After receiving initial interest from 25 banks, the Government of Thailand has short-listed three bidding consortiums for its proposed THB24 billion ($626 million) securitization program (see ASR 3/14/05). The project will fund the construction of an office development, which will eventually house 28 government departments. The ABS deal will be backed by future rentals collected from those departments.

Each consortium contains one foreign advisor. HSBC is working with Bangkok Bank, Government Housing Bank and Thai Military Bank; Standard Chartered has joined forces with Siam Commercial Bank, Krung Thai Bank and Kasikornbank, while Deutsche Bank Securities and Bank Thai form the third group.

The bidders met with senior Ministry of Finance officials last Monday to submit final proposals, according to a source. The Ministry of Finance's decision is expected before the end of April.

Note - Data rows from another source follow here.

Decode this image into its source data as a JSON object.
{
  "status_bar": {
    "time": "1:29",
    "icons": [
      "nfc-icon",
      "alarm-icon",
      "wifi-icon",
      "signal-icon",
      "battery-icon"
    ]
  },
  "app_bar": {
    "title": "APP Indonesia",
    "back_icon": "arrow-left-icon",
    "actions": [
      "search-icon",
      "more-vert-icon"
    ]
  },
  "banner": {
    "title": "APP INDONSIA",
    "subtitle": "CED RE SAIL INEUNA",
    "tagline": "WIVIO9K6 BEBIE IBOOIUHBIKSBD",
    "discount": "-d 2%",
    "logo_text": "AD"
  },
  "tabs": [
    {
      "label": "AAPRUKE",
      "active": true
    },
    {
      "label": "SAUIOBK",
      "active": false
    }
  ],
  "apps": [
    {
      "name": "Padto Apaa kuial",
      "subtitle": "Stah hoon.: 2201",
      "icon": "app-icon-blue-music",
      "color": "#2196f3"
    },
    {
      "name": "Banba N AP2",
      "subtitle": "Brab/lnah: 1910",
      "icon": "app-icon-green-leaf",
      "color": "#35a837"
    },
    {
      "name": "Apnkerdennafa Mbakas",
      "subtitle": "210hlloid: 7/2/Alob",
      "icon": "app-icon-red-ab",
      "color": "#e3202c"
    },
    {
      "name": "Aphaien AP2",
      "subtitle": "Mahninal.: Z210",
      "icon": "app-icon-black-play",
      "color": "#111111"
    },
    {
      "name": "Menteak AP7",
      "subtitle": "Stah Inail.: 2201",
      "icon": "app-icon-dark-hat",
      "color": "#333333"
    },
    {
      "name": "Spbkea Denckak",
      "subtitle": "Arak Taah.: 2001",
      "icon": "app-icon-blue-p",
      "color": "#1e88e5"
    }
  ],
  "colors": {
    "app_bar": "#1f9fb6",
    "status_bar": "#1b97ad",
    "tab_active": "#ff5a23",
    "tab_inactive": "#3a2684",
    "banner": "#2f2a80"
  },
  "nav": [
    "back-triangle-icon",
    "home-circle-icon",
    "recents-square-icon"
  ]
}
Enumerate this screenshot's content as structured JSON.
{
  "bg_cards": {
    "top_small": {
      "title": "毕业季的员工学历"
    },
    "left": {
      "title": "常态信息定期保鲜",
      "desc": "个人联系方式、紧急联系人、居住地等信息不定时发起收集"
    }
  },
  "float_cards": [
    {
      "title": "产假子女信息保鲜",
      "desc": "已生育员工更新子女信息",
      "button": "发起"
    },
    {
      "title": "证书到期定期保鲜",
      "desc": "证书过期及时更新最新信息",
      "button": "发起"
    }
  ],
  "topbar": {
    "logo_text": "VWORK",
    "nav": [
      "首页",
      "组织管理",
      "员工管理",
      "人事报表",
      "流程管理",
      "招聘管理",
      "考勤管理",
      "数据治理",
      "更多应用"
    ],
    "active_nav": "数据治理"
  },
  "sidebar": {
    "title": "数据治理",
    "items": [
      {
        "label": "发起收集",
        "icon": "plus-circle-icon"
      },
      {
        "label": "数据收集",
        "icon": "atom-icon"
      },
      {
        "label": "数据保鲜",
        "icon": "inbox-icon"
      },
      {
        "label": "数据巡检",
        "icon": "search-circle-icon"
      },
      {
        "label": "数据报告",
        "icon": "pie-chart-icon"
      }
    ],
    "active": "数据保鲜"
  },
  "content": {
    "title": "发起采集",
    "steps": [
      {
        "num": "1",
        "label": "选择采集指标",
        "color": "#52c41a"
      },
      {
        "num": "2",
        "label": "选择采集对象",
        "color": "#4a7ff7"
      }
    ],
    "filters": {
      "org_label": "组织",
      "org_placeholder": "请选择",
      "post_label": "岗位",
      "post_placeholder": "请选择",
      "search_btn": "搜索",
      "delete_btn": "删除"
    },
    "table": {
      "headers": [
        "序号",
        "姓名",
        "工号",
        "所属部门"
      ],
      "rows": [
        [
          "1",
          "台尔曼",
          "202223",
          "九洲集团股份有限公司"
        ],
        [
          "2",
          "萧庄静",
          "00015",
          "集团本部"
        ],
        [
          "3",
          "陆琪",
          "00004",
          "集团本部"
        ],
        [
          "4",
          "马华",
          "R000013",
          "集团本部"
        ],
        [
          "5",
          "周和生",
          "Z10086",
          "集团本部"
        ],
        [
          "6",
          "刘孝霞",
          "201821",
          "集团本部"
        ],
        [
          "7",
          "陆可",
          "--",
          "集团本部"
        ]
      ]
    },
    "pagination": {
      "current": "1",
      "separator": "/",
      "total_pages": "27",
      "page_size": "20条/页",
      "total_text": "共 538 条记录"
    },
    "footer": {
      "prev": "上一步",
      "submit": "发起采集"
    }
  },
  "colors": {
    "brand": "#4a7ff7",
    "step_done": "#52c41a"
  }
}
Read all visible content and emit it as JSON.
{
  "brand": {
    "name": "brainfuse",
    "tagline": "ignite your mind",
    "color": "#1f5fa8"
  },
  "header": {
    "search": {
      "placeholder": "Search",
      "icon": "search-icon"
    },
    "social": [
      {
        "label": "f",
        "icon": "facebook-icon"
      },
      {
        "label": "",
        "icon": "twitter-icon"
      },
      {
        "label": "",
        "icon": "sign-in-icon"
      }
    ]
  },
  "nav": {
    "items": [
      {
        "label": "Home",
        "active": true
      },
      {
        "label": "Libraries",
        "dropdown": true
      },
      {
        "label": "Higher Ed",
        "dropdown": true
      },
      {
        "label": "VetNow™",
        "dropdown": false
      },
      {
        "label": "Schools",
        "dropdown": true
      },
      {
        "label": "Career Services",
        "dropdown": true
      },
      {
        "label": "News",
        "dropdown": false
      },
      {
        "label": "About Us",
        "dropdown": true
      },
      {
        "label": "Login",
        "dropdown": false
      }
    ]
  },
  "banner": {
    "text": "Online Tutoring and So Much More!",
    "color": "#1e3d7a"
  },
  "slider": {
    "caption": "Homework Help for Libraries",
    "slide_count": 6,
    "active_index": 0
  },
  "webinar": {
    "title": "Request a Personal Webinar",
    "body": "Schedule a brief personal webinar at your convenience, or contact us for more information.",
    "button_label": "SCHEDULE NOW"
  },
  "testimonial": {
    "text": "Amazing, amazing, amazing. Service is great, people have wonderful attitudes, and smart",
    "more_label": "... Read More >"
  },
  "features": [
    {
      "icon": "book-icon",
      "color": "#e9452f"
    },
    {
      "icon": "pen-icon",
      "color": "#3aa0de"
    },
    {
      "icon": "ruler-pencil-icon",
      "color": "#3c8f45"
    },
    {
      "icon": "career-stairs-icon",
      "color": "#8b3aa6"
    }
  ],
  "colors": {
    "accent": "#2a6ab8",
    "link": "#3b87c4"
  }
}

For a transaction that has not yet been mandated, the Thai government has been specific in what it hopes to achieve from the ABS project: chiefly, long-term funding. The Ministry of Finance wants to do three transactions with maturities of between 13 and 20 years. Its request for proposals even included details on how big the tranches will be on each deal and their maturities.

The agency wants to complete the first deal sometime in the fourth quarter of this year. Although the tenor and size of the tranches will likely be subject to investor demand, the Ministry of Finance says the THB9.5 billion offering will feature THB4 billion of 13-year paper, THB2 billion of 19-year notes and a THB3.5 billion 20-year tranche.

Assuming all goes to plan, a second deal - totaling THB9 billion - will go ahead in 2006; this time featuring a THB2.5 billion 18-year piece and THB6.5 billion of 19-year notes. The third transaction - comprising THB5.5 billion of 18-year paper - is scheduled in 2007.

If reports in the local media are true, the office complex ABS could be just a drop in the ocean if the government goes ahead with other securitization plans. The State Oil Fund, which derives revenues from taxing retail sales of gas, diesel, kerosene and fuel oil, is apparently looking into a THB85 billion program. Meanwhile, the government is allegedly exploring whether ABS offerings could fund the THB150 billion expansion of Bangkok's subway system, due next year.

However, according to competing bankers, government officials made no mention of these plans at last week's meetings. Consequently, they believe it is unlikely anything further will come of the rumors in the near future. Bankers also question whether such large-scale funding - the equivalent of $3.8 billion for the subway project - could be raised purely through ABS issuance.